Tobias Schwolow: Jeder, der sich im Handball auskennt, kennt unsere Situation, die sicher einmalig ist. Das gab’s noch nie, dass der Geschäftsführer eines Handballvereins wegen schwerer Vorwürfe in U-Haft sitzt, hinzu kommen die Probleme durch die Coronakrise. Es war für uns eine sehr turbulente Zeit, aber ich freue mich jetzt auf mein neues Kapitel in Hagen.
Wie schwer war es, sich beim WHV angesichts der ganzen Nebengeräusche noch auf Handball zu konzentrieren?
Ich war zuletzt etwas außen vor, weil ich mir eine Augenentzündung eingefangen habe und die auskurieren musste. Ich war deswegen auch im Krankenhaus, befinde mich aber auf dem Weg der Besserung. Aber natürlich ist diese ganze Situation in Wilhelmshaven nicht spurlos an mir vorbeigegangen. Ich habe mir unsere Spiele angeschaut, und man hat es den Jungs einfach angesehen, dass es sie sehr belastet.
Eintracht-Vereinsvorsitzender Detlef Spruth wollte sie ja schon vor sieben Jahren aus Wermelskirchen zur Eintracht lotsen. Wie kam es dazu, dass Sie sich jetzt einig wurden?
Das stimmt, ich kenne ja auch noch Michael Stock ( VfL-Sportdirektor; Anmerkung d. Red. ) aus früheren Zeiten, es gab immer mal wieder gute Gespräche mit ihm oder mit Detlef über einen eventuellen Wechsel nach Hagen. Der Kontakt ist nie abgerissen. Die Nähe zu meiner Heimat spricht zum einen dafür, aber vor allem hat mich überzeugt, wie rapide sich Eintracht weiterentwickelt . Es fließt sehr viel Herzblut in den Verein und man lässt sich auch nicht von Corona ausbremsen. Das hat mich schon stark beeindruckt. Die Ziele der Eintracht passen zu meinen Zielen. Ich will zurück in die 2. Liga, diese sportliche Herausforderung will ich nicht missen.

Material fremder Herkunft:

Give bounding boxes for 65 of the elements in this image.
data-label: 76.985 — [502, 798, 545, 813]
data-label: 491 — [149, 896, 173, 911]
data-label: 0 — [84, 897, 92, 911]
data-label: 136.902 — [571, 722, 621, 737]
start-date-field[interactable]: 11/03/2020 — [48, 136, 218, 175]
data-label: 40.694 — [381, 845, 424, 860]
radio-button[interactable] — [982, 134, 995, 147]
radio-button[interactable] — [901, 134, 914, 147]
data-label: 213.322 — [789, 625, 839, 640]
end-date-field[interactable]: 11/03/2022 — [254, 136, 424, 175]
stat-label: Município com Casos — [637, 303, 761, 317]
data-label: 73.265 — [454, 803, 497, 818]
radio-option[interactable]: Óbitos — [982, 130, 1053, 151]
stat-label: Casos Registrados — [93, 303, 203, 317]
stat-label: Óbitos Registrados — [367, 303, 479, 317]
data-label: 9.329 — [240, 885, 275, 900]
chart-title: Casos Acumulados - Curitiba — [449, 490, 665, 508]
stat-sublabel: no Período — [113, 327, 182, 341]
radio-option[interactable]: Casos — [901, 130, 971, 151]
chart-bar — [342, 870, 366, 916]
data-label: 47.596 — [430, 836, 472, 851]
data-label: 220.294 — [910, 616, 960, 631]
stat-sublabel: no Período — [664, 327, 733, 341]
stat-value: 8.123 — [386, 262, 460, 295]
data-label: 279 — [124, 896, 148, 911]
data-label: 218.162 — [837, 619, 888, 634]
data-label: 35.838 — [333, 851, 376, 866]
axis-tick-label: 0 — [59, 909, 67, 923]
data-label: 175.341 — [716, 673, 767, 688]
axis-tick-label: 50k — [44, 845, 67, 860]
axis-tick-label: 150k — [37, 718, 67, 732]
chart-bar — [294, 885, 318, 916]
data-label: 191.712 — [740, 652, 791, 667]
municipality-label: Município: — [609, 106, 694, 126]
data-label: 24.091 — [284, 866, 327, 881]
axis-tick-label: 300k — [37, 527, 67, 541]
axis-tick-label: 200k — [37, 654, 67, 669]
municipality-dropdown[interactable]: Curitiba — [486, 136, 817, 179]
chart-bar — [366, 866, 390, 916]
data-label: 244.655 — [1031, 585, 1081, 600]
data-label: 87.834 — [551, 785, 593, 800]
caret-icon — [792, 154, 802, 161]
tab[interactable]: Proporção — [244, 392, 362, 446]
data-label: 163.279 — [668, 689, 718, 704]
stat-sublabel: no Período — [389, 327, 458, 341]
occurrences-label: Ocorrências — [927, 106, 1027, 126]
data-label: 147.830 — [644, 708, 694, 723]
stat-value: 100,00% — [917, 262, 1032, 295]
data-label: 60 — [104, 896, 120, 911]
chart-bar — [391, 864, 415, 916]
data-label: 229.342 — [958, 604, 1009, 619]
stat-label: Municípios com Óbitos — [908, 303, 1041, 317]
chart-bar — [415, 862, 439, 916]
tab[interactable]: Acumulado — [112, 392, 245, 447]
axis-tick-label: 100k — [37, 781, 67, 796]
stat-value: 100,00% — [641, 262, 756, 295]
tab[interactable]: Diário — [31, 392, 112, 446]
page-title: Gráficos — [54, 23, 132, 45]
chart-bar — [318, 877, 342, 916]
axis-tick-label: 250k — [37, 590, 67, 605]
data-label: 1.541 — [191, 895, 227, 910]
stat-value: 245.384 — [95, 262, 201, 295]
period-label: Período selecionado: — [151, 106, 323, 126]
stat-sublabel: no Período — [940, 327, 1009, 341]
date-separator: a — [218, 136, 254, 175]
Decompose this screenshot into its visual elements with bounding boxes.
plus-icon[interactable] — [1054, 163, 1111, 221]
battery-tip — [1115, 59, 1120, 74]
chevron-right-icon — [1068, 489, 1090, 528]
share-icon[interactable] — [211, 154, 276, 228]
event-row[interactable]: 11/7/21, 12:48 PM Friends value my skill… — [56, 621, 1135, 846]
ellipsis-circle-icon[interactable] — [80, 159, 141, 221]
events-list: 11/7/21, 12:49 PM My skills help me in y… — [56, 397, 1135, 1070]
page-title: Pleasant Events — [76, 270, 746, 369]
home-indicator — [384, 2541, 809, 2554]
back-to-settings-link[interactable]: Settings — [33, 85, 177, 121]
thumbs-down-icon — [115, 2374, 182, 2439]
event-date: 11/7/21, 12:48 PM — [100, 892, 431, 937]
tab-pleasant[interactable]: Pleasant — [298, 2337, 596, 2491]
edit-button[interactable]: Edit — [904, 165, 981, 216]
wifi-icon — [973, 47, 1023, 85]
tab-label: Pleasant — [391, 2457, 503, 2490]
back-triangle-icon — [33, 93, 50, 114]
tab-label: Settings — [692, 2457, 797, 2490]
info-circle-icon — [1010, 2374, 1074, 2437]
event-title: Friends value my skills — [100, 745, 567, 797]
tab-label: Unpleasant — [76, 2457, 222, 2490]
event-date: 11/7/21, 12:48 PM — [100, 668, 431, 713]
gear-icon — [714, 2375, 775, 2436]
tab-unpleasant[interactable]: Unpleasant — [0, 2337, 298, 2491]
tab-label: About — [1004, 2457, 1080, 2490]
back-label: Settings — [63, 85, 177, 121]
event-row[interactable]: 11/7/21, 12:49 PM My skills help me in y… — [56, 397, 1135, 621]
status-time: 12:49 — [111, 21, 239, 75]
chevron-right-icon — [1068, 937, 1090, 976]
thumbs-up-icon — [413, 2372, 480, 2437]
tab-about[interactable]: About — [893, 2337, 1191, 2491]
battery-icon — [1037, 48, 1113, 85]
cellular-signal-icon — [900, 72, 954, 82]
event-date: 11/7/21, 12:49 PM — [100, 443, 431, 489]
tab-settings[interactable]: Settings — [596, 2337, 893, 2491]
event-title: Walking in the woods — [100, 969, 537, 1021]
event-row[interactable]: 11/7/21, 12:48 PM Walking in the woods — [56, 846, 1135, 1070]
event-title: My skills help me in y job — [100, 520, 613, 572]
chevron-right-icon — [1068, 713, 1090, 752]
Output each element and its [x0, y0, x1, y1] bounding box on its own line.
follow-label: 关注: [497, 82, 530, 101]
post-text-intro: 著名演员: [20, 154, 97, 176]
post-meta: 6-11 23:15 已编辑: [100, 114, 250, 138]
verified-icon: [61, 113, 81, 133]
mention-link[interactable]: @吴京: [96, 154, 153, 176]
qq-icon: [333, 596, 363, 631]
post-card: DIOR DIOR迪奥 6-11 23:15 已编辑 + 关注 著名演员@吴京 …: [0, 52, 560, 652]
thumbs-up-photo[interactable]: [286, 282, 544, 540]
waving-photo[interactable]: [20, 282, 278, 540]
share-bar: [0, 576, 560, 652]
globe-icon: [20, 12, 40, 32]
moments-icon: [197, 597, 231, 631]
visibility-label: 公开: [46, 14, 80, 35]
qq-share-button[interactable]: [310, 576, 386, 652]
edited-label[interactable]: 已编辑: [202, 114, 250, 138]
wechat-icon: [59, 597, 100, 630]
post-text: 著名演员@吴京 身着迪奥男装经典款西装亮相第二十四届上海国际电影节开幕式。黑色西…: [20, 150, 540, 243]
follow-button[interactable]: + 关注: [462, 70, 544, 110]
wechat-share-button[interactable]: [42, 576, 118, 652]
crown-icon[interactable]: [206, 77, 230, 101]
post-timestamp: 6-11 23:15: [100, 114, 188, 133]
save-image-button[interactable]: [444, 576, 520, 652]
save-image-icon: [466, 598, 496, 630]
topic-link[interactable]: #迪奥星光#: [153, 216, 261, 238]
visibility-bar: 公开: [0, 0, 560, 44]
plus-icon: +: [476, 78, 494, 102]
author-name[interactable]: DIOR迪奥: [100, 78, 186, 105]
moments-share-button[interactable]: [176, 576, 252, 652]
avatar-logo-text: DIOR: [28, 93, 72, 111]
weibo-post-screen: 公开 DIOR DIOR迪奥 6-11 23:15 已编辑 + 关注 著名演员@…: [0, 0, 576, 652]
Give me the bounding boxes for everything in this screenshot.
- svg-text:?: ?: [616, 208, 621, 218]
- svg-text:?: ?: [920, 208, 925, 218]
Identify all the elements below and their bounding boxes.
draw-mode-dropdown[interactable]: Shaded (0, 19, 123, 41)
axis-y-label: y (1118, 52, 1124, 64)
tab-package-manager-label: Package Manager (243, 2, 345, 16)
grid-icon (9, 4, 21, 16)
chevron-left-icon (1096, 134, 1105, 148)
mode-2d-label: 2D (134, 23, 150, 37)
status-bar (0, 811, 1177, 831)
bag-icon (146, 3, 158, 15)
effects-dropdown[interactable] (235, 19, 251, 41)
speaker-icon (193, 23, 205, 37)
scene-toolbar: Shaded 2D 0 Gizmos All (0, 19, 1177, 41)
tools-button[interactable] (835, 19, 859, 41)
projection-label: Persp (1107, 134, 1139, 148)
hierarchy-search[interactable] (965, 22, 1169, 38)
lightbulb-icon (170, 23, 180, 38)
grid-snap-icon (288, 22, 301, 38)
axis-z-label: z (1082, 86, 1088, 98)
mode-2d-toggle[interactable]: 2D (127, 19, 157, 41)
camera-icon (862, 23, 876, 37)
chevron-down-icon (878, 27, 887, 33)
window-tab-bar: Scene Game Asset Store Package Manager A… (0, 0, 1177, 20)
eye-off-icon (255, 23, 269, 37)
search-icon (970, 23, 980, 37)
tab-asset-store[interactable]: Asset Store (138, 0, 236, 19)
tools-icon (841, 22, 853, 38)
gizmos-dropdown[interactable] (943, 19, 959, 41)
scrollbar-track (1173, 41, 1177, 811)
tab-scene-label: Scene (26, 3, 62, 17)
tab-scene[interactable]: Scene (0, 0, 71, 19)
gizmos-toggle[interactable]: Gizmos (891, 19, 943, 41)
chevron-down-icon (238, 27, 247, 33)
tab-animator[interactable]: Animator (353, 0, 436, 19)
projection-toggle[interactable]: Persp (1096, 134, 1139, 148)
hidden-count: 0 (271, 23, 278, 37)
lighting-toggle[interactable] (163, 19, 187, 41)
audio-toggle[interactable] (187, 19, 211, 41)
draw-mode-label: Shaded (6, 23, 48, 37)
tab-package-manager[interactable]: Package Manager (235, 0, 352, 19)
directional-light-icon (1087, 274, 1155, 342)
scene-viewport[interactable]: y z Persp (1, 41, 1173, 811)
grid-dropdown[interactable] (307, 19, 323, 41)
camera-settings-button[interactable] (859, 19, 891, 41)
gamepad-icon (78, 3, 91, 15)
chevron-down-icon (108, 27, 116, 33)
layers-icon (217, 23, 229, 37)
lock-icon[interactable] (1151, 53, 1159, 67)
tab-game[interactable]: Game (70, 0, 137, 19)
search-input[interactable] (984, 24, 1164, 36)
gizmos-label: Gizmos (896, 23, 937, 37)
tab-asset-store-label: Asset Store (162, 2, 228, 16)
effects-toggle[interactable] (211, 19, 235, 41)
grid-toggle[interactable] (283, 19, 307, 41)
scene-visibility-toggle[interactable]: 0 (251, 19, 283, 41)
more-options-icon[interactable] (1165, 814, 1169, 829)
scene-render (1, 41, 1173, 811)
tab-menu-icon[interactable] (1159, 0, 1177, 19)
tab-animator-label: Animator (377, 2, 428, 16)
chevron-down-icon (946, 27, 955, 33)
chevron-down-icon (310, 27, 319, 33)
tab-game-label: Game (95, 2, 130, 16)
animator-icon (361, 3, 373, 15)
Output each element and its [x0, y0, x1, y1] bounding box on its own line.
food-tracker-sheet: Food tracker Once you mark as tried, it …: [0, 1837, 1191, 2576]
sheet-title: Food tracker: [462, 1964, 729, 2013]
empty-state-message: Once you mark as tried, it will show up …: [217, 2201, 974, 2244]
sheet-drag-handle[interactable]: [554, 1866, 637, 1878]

Wie gut schätzen Sie Ihre neue Mannschaft ein?
Das ist eine richtig gute Mannschaft, das wird Spaß machen, da bin ich mir sicher. Wir haben Spieler wie Alexander Becker oder Carsten Ridder , das ist ganz sicher keine Laufkundschaft. Ich kann das bezeugen, weil ich gegen einige der Jungs schon Schlachten ausgetragen habe (lacht). Ich bin jetzt gespannt, wie die Saison vonstatten geht, im Januar sollen wir wieder einsteigen und ein paar Testspiele bestreiten. Ich habe es so vernommen, dass die Saison gewertet werden soll.
Wann werden Sie in Hagen ankommen?
Ich plane gerade den Umzug nach Hagen und hoffe, dass ich schon bald mittrainieren kann. Meine Frau und ich haben zwei Kinder, und die sollen jetzt erstmal hier ihr Kindergartenjahr zu Ende bringen. Im Sommer 2021 wollen wir dann in die Heimat ziehen. Wir müssen dann schauen, ob wir in Rheinbach oder in Hagen leben werden.
Nebenbei studieren Sie noch. Wie weit sind sie da?
Ich studiere Wirtschaft und schreibe gerade meine Bachelorarbeit. Wenn ich damit fertig bin, will ich mir neben der Handball-Karriere etwas aufbauen. Es ist ja kein Geheimnis, dass man als Handballer nicht die ganz großen Brötchen backt. Ich versuche den Handball mit einer Karriere neben dem Sport zu verbinden. Und dafür sehe ich in Hagen sehr gute Möglichkeiten.
+++ Info +++
Ausgebildet wurde der 1,86 Meter große Schwolow in Rheinbach . Seit 2015 spielt der Rückraumakteur beim WHV, wo er in 157 Zweitligapartien 891 Treffer erzielte (ausgenommen ist das eine Drittliga-Jahr).
In dieser Saison kommt er in fünf Einsätzen auf 19 Treffer bei einer Quote von 63 Prozent und elf Assists. Nach dem Abstieg führte Tobias sein Team in der Saison 19/20 zurück in die 2. Handball-Bundesliga. Im direkten Duell gegen die Eintracht vor rund einem Jahr war er der spielentscheidende Mann in der Krollmann Arena und steuerte sieben Treffer bei.